Flow over an espresso cup: Inferring 3D velocity and pressure fields from tomographic background oriented schlieren videos via physics-informed neural networks
Highlights
- Physics-Informed Neural Networks (PINN) is used to recover the velocity and pressure fields of the flow over an espresso cup by using only the temperature field provided by the Tomographic background oriented schlieren (Tomo-BOS) imaging.

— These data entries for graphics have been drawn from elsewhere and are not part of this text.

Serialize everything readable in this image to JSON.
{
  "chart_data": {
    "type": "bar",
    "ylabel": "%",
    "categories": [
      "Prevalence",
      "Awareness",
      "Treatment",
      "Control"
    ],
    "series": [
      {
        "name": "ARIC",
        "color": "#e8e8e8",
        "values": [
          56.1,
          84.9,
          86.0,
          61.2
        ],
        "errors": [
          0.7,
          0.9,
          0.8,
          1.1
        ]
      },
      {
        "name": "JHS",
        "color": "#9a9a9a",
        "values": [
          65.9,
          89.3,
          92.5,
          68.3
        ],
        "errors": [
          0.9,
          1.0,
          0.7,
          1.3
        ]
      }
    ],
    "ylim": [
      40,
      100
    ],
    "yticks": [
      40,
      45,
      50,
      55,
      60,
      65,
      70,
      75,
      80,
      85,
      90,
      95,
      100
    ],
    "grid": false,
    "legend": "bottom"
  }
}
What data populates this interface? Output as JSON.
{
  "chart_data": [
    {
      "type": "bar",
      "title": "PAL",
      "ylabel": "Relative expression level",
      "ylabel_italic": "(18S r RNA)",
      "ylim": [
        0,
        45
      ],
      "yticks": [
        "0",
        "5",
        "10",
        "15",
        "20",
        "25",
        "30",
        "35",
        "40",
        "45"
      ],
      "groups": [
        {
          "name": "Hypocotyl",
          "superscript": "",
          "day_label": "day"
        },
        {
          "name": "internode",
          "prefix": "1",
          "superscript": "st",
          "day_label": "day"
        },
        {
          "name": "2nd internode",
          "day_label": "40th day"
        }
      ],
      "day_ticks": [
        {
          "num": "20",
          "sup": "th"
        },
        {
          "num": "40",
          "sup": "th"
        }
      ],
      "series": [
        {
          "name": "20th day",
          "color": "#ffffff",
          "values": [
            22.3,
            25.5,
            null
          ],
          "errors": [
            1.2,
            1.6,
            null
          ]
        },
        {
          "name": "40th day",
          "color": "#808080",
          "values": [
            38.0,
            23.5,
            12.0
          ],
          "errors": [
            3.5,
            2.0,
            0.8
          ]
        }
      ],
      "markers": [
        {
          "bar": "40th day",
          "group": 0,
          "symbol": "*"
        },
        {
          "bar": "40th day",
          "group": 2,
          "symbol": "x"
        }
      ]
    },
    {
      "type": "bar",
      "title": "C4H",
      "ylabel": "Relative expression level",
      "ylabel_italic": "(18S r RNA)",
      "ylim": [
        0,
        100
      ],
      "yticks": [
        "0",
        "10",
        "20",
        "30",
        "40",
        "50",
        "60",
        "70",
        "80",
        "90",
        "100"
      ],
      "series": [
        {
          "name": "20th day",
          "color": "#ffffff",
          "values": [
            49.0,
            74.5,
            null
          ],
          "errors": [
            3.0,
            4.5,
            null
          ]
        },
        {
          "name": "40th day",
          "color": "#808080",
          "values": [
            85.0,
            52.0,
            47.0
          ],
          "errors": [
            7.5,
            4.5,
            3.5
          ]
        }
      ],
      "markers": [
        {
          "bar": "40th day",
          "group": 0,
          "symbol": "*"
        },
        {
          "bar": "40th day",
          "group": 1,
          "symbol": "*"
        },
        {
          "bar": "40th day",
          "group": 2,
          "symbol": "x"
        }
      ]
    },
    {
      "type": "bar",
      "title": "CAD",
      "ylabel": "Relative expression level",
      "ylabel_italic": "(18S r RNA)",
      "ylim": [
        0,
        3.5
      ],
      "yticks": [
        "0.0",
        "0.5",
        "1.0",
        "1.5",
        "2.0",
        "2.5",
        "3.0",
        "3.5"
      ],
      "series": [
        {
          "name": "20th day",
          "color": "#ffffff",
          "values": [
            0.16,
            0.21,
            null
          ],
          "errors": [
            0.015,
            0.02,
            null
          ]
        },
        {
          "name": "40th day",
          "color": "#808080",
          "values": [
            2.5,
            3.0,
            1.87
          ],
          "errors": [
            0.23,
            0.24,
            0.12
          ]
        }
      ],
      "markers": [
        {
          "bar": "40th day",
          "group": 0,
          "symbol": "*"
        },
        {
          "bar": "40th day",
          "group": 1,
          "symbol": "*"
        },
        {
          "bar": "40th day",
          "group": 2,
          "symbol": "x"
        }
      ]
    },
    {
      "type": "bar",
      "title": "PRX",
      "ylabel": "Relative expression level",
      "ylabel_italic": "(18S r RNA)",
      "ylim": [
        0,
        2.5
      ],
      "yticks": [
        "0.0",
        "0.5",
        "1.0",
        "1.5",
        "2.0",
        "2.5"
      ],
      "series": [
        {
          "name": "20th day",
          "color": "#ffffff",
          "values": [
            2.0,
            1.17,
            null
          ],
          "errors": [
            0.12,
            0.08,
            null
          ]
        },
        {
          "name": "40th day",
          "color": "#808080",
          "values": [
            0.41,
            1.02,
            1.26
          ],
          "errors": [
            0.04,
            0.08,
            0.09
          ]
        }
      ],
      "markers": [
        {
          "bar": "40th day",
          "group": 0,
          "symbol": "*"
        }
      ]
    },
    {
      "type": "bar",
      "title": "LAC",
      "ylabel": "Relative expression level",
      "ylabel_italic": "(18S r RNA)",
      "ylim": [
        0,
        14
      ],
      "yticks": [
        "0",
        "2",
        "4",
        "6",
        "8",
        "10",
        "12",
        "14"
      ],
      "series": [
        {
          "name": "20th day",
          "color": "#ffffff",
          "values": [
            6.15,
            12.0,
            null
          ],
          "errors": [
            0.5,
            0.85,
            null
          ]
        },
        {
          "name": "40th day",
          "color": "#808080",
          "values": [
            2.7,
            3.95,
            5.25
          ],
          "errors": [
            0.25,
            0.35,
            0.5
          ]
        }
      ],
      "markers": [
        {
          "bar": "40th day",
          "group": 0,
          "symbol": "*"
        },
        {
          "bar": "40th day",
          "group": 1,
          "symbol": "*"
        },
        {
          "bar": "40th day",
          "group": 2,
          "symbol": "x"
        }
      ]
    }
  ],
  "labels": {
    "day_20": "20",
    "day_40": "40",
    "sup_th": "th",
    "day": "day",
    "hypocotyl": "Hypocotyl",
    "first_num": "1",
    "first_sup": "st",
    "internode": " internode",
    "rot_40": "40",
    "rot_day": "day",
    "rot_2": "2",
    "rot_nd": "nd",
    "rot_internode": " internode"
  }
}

- An independent Particle Image Velocimetry (PIV) experiment is conducted to validate the PINN inference for the unsteady velocity field at a center plane.
Architecture
- Inputs:
- Spatio-temporal coordinates \((x, y, z, t)\)
- Outputs:
- Temperature \(T(x, y, z, t)\)
- Velocity \(u(u, v, w)\), where \((u, v, w)\) represents the velocity along \(X\), \(Y\), and \(Z\)-axis
- Pressure \(P(x, y, z, t)\)
- Loss:
- Data loss: \(L_{data}\)= Mismatch between the temperature data and the predicted temperature
- Residual loss: \(L_{res}\) = Incompressible Navier-Stokes equations and the heat equation
- Weight: \(\lambda = 100\)
- Architecture:
- 10 hidden layers, 150 neurons per layer
Benchmarking datasets
The model was trained on acquired 400 3D BOS images.
Experimental setup to acquire BOS images
Example of sequences acquired by one camera
Results
Temperature prediction
The absolute error of temperature over the whole spatial domain is less than 1℃.
Validation with the PIV experiment
The PIV and BOS experiments were performed independently and therefore a lining up between the PIV and PINN results is not necessary. In summary, the PIV experiment validates the PINN in terms of the velocity range.
Training on downsampled data
PINN performs consistently on spatial and temporal downsampling data.
Conclusions
PINNs are capable of integrating the governing equations (conservation of mass, momentum, heat and mass transfer) and the temperature data, without the need to solve the governing equations using any CFD solvers. The initial conditions and boundary conditions are not required to regress the data. Moreover, PINNs can provide continuous solutions of the velocity and pressure, even if the experimental data are sparse and limited.